One of the things that gives Nick Saban a most compelling argument as college football's top coach is his perpetual dissatisfaction with his own success. He's admitted to thinking ahead to the next season as quickly as a day after winning national championships, and like all great coaches, he's driven more by failures than accomplishments.
It's from that place that the Alabama coach, in a rare moment of reflection, suggested his four national championships could have been -- gulp -- eight.

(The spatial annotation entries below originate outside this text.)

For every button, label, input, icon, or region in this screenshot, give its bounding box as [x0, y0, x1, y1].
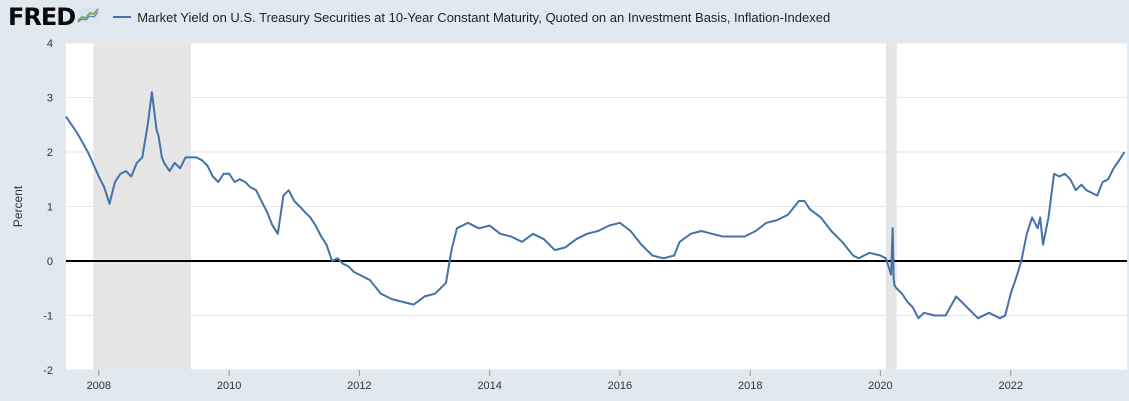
- x-tick-label: 2014: [477, 380, 501, 392]
- header: FRED Market Yield on U.S. Treasury Secur…: [0, 0, 1129, 34]
- legend-label: Market Yield on U.S. Treasury Securities…: [137, 9, 831, 25]
- x-tick-label: 2012: [347, 380, 371, 392]
- chart-legend: Market Yield on U.S. Treasury Securities…: [113, 10, 830, 25]
- y-tick-label: 2: [47, 147, 53, 159]
- legend-swatch: [113, 16, 132, 18]
- chart-trend-icon: [77, 6, 100, 28]
- y-tick-label: 0: [47, 256, 53, 268]
- x-tick-label: 2008: [87, 380, 111, 392]
- x-tick-label: 2020: [868, 380, 892, 392]
- x-tick-label: 2016: [608, 380, 632, 392]
- x-tick-label: 2010: [217, 380, 241, 392]
- y-tick-label: -1: [43, 311, 53, 323]
- x-tick-label: 2018: [738, 380, 762, 392]
- x-tick-label: 2022: [998, 380, 1022, 392]
- y-tick-label: 3: [47, 93, 53, 105]
- y-tick-label: 4: [47, 38, 53, 50]
- fred-logo[interactable]: FRED: [8, 3, 100, 31]
- y-axis: 4 3 2 1 0 -1 -2: [43, 38, 53, 377]
- x-axis: 2008 2010 2012 2014 2016 2018 2020 2022: [87, 370, 1023, 392]
- y-tick-label: 1: [47, 202, 53, 214]
- series-line: [65, 91, 1126, 320]
- y-tick-label: -2: [43, 365, 53, 377]
- y-axis-title: Percent: [11, 185, 25, 227]
- logo-text: FRED: [8, 3, 76, 31]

"We haven't finished the season in the last two seasons like we'd like," Saban told ESPN radio host Paul Finebaum. "People talk about you won four national championships. Well, I feel like we've had good enough teams to win eight. So I feel like we failed four times. I feel like I failed four times. Is that too difficult? I don't know. But I just know we had other teams that had the talent, and we weren't able to do it."
Can that be taken seriously? Let's examine.
First, Saban's definitely not referring to any of his LSU teams that fell short. He had five of them there, won one national title, and the other four weren't in the national championship neighborhood. At Alabama, Saban certainly reached the doorstep of a national championship appearance in 2008, when his 12-0 team let a fourth-quarter lead slip away to Florida in the SEC title game. The 2013 and 2014 teams were similarly close to national championship glory, falling short on the famous "Kick Six" play at Auburn in '13, and again last season in falling to Ohio State in a national semifinal.
That's three "almosts."
The fourth? Saban can only be referring to his 2010 Alabama team, which doesn't quite qualify with the other "almosts." That team was vastly talented with 12 first-round NFL draft picks on the roster (Mark Barron, James Carpenter, Mark Ingram, Julio Jones, Marcell Dareus, D.J. Fluker, Dont'a Hightower, Dre Kirkpatrick, Dee Milliner, C.J. Mosley, Trent Richardson and Chance Warmack). But that team also lost three games and was out of the national championship conversation by early November.